Lending & Leasing
Financial Offerings Designed to Meet Your Business Needs
At Clarity Capital, we go beyond traditional financing to provide comprehensive strategic analysis and innovative solutions tailored based on each client’s specific needs. We are passionate about driving scalable growth for our clients. Connect with us today to discover how our value-adding financial solutions can fuel your company’s growth.
Loan Offering
Equipment Finance Agreement (EFA) and Equipment Loan
An EFA is similar to a loan. Instead of calculating the loan payments using a stated interest rate, the EFA has finance charges that are set as fixed payments over the term of the agreement. In either case, we offer custom payback schedules that increase your company’s cash flow while still retaining the benefits of asset ownership.
Operating Leases
Fixed Purchase Option (FPO) and Fair Market Value (FMV)
Operating leases, both FPO and FMV, offer customized payment schedules to fit your company’s needs. Because payments are lower than comparable loans, these leases allow you access to expensive assets that may not be possible with a traditional loan. At the end of the lease term, you have multiple options. You can extend the lease or purchase the asset for either a fixed price agreed to at the onset of the lease (FPO) or a fair market value price determined near the end of the lease (FMV). We can even finance your purchase option to help you avoid a large payment in the event you choose to purchase the asset. Alternatively, you can return the machines and lease new units to keep your fleet fresh. These products are sometimes described as true leases or tax leases.
Leasing Offering
Finance Lease (aka Capital Lease)
A finance lease offers some additional ownership benefits and spreads the cost over time. Similar to the operating lease, we can customize a payment plan to match your business needs, offering payment predictability and simplicity that will free up working capital to support your operations. This benefits your cash flow while concurrently investing in your business. Typically, finance leases offer an end-of-term purchase option that is known at the onset of the lease. This option can also be financed which will give you ownership at the end of the option repayment period.
Loan Offering
Working Capital Loans
Working capital is the lifeblood of a business, representing the funds available for day-to-day operations. Proper management of working capital is crucial for sustaining business operations and fueling growth. You can leverage your equipment’s equity as we offer asset-backed or unsecured working capital loans, each of which allow access to the capital your business needs to grow.
Leasing Offering
Sale/Leaseback
A sale/leaseback, is a transaction where a company (you) sells an asset to a buyer (us) and then leases the same asset back from the buyer. The company that sold the asset becomes the lessee and the buyer becomes the lessor. This transaction allows a company to access capital that is otherwise tied up in an asset. Proceeds of the sale can be used for working capital or other investments. A sale/leaseback can also provide tax benefits and allow a company to continue using the assets while mitigating the risks of ownership.
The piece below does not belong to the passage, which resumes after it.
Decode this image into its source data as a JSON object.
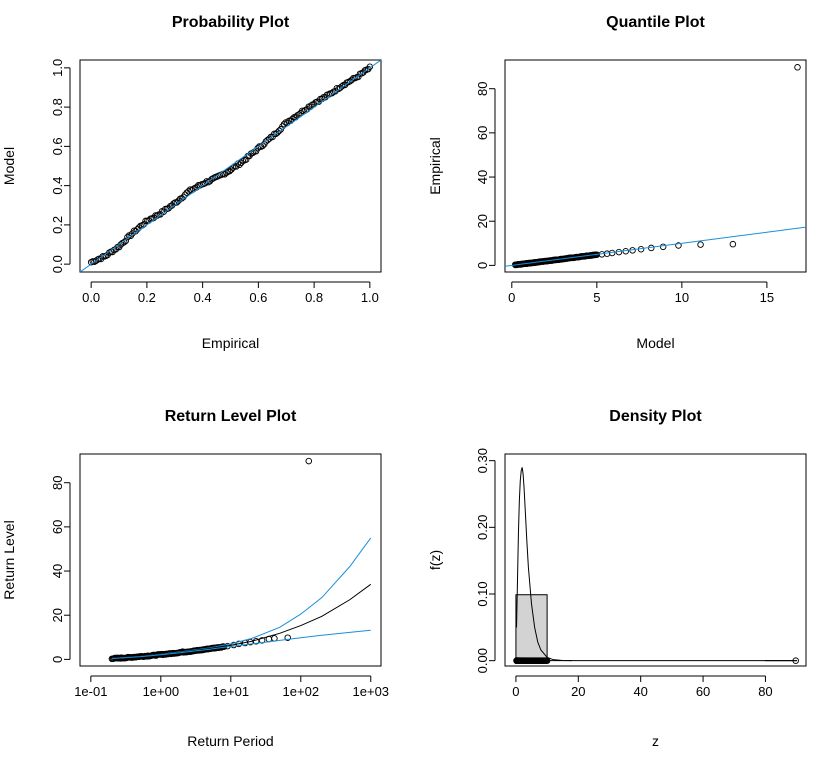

Note: You should consult your own tax, legal and accounting advisors before engaging in any transaction.
Leasing Offering
TRAC Lease & Split TRAC Lease
These leases are available on titled assets only (vehicles, trucks, etc.). A terminal rental adjustment clause (TRAC) lease allows the lessee to purchase the vehicle at a fixed price at the end of the lease. This structure has a lower payment than a traditional loan and still offers an option to purchase at the end of the lease. The purchase option can be paid outright or financed for an additional period. A “Split TRAC Lease” has identical characteristics of a TRAC lease, except the final or residual value of the asset is split between the lessee and the lessor. This arrangement offers a sharing of the risk created at the onset of the lease.
Leasing Offering
Equipment Line of Credit (ELOC)
An equipment line of credit is a flexible financing option that allows businesses to use equipment as collateral for a line of credit, which benefits businesses that need access to working capital but don’t have real estate or other unencumbered assets to serve as collateral. With an ELOC, a business can access the funds it needs to support daily operations, invest in growth opportunities, and improve cash flow.